The word arose on the basis that the seven kingdoms of Northumbria, Mercia, Kent, East Anglia, Essex, Sussex and Wessex were the main polities of south Britain. More recent scholarship has shown that theories of the 'heptarchy' are not grounded in evidence, and it is far more likely that power fluctuated between many more 'kingdoms'. Other politically important 'kingdoms' across this period include: Hwicce, Magonsaete, Kingdom of Lindsey and Middle Anglia.

Viking Age and the Norman Conquest (800-1066)

In the 9th century, the Viking challenge grew to serious proportions. Alfred the Great's victory at Edington, Wiltshire, in 878 brought intermittent peace, but with their possession of Jorvik, the Danes gained a solid foothold in England.

An important development in the 9th century was the rise of the Kingdom of Wessex; by the end of his reign Alfred was recognised as overlord by several southern kingdoms. Жthelstan was the first king to achieve direct rule over what is considered «England».

Near the end of the 10th century, there was renewed Scandinavian interest in England, with the conquests of Sweyn of Denmark and his son Cnut the Great. By 1066 there were three lords with claims to the English throne, resulting in two invasions and the battles of Stamford Bridge and Hastings. The latter, which heralded the Norman conquest of England, resulted in the overthrow of the Anglo-Saxon polity and its replacement with Norman rule.

After the Norman Conquest

Following the conquest, the Anglo-Saxon nobility were either exiled or joined the ranks of the peasantry. It has been estimated that only about 8 per cent of the land was under Anglo-Saxon control by 1087. Many Anglo-Saxon nobles fled to Scotland, Ireland, and Scandinavia. The Byzantine Empire became a popular destination for many Anglo-Saxon soldiers, as the Byzantines were in need of mercenaries. The Anglo-Saxons became the predominant element in the elite Varangian Guard, hitherto a largely Scandinavian unit, from which the emperor's bodyguard was drawn and continued to serve the empire until the early 15th century.

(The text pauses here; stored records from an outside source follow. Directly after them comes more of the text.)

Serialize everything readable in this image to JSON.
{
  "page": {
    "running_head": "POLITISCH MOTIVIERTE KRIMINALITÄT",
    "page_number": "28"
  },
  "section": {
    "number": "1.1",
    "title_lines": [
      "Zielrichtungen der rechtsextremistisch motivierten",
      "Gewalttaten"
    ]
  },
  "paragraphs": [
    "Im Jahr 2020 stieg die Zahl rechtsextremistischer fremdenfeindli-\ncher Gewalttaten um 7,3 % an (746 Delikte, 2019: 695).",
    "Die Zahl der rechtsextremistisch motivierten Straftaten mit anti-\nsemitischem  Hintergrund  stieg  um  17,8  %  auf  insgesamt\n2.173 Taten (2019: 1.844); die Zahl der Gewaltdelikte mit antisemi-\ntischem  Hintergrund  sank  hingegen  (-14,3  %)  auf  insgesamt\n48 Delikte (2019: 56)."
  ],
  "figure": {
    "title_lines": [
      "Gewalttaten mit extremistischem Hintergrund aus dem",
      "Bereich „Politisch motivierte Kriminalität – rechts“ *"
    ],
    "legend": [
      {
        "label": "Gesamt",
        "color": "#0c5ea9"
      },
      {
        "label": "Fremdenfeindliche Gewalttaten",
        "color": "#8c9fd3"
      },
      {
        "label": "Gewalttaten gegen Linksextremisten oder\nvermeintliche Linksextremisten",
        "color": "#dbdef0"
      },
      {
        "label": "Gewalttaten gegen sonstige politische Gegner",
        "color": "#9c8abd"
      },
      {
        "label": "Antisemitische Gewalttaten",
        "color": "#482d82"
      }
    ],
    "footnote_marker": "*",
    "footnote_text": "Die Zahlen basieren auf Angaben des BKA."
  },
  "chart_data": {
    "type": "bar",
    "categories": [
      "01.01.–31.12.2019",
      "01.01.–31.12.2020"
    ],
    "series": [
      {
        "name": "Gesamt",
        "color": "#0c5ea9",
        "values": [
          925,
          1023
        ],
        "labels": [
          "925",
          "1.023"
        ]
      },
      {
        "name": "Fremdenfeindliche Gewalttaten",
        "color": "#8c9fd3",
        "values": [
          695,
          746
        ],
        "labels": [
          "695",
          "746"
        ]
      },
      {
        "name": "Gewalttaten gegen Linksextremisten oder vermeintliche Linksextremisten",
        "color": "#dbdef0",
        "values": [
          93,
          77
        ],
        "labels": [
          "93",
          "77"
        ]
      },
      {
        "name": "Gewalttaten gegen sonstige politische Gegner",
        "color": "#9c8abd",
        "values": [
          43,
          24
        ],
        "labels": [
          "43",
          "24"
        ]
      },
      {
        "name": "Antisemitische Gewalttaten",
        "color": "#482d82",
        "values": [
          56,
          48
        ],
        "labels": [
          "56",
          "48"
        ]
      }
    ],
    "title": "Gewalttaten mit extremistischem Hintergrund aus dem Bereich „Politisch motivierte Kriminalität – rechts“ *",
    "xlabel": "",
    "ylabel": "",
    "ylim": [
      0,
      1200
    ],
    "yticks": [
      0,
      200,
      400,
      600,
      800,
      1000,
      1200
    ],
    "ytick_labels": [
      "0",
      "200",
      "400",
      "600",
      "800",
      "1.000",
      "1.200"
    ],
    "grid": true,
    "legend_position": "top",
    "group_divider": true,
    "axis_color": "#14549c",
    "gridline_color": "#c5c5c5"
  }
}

However, the population of England at home remained largely Anglo-Saxon; for them, little changed immediately except that their Anglo-Saxon lord was replaced by a Norman lord.

Culture. Architecture.

Early Anglo-Saxon buildings in Britain were generally simple, not using masonry except in foundations but constructed mainly using timber with thatch for roofing. Generally preferring not to settle within the old Roman cities, the Anglo-Saxons built small towns near their centres of agriculture, at fords in rivers or sited to serve as ports. In each town, a main hall was in the centre, provided with a central hearth.

There are few remains of Anglo-Saxon architecture, with but one secular work remaining above ground - a 10m. x 5m. houscarl's dwelling re-using local Roman materials. [where?] This is still completely standing as an undivided single room with a single central north-facing door, belonging to the Godwin estates, so can be dated 1018-1066. At least fifty churches are of Anglo-Saxon origin, with many more claimed to be, in part from their dedication to local Anglo-Saxon saints, although in some cases the Anglo-Saxon part is small and much-altered. All surviving churches, except one timber church, are built of stone or brick and in some cases show evidence of re-used Roman work.

The character of Anglo-Saxon ecclesiastical buildings ranges from Celtic influenced architecture in the early period; basilica influenced Romanesque architecture; to in the later Anglo-Saxon period, an architecture characterised by pilaster-strips, blank arcading, baluster shafts and triangular headed openings.